Cerys Matthews on food, travel and her new book
As far as I’m concerned, there are great things in this world that make life brilliant: eating, drinking, talking, playing music, singing music, sharing information, fires. All of that.”
Welcome to the life-affirming world of Cerys Matthews, who is charisma, warmth and intelligence personified. BALANCE was lucky enough to spend time in the presenter, singer and author’s company and came away feeling both spellbound and invigorated.
To call Where The Wild Cooks Go a “food book” would be like calling The Beatles’ seminal Rubber Soul album a collection of songs. The description might be technically correct, but there is so much more at play. Cerys’s latest effort is packed with recipes, yet also reads like a travelogue; it’s crammed with facts, trivia and tales as the former Catatonia frontwoman has trotted the globe across a life well-lived, collecting wit and wisdom along the way.
“So many years of work have gone into it, in terms of travelling the world and writing down notes and curiosities of places I’ve visited as a child, and then later as a musician,” says Cerys. “So it’s almost like a love letter to the planet.” This is a time to be enjoyed, savoured and, ultimately, devoured.

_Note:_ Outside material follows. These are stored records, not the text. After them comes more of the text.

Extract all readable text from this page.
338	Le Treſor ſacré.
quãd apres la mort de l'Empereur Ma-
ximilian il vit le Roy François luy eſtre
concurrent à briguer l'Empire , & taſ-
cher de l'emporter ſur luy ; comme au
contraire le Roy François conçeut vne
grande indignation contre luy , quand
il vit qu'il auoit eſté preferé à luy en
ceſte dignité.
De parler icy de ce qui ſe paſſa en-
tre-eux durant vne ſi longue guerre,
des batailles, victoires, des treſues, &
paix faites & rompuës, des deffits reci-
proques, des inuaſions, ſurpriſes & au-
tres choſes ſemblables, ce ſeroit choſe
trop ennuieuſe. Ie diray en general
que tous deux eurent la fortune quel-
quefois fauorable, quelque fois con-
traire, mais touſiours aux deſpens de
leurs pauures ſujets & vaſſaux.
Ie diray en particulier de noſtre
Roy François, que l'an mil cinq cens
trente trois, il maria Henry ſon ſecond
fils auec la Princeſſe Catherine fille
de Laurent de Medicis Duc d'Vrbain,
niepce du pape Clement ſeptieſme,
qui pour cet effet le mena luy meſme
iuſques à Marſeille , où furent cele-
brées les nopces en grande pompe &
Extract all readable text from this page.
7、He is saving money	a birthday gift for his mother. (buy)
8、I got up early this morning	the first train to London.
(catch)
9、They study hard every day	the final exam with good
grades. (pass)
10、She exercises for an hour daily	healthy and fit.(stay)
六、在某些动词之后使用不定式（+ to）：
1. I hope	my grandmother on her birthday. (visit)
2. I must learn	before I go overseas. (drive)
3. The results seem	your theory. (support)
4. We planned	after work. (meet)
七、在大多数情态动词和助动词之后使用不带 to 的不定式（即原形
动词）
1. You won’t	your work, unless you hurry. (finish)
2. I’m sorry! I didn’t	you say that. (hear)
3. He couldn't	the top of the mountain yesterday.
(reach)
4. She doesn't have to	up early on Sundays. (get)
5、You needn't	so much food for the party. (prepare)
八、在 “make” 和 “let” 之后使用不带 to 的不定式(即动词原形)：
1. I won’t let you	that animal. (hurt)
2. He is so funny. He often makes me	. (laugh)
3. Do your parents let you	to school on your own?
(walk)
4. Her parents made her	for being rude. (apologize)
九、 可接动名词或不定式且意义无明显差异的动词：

Indeed, the highest compliment we can pay both Cerys and her publication is that both evoke warm similarities with the great presenter, author and comedian Michael Palin.
“When you travel and meet people, and share things with people, whether that’s poetry, or food or music or whatever, that’s what life is. The best parts of life is those sort of exchanges. It’s more than just a cookbook; it’s got everything,” she adds.
Cerys loves the planet. Her passion for everything about it – food, nature, people, geography – is positively palpable. It’s why she’s so keen to protect it, saying, “A lot of what’s in the book is about the awareness of the stuff that we’ve got, in terms of climate change, food and the environmental impact of where our foods are from. That’s where we need to be heading.”
If that means a return to nature and more traditional ways of preparing food, Cerys is already on board. She explains: “The main part of the book is like a tribute to all those people in kitchens all over the world who are home cooks. Those nuggets of wisdom that have naturally been handed down by the human race, we tend to not value so much. At the moment, there’s more of a respect for these high-end restaurants or chefs that are conversely now turning back to nature, back to foraging and back to the home kitchen. That’s all becoming fashionable again.
“I just like to pay homage to knowledge and people that understand the planet, and the world around them. That really unpretentious home cooking that you find in kitchens across the globe, those are the recipes that attract me.”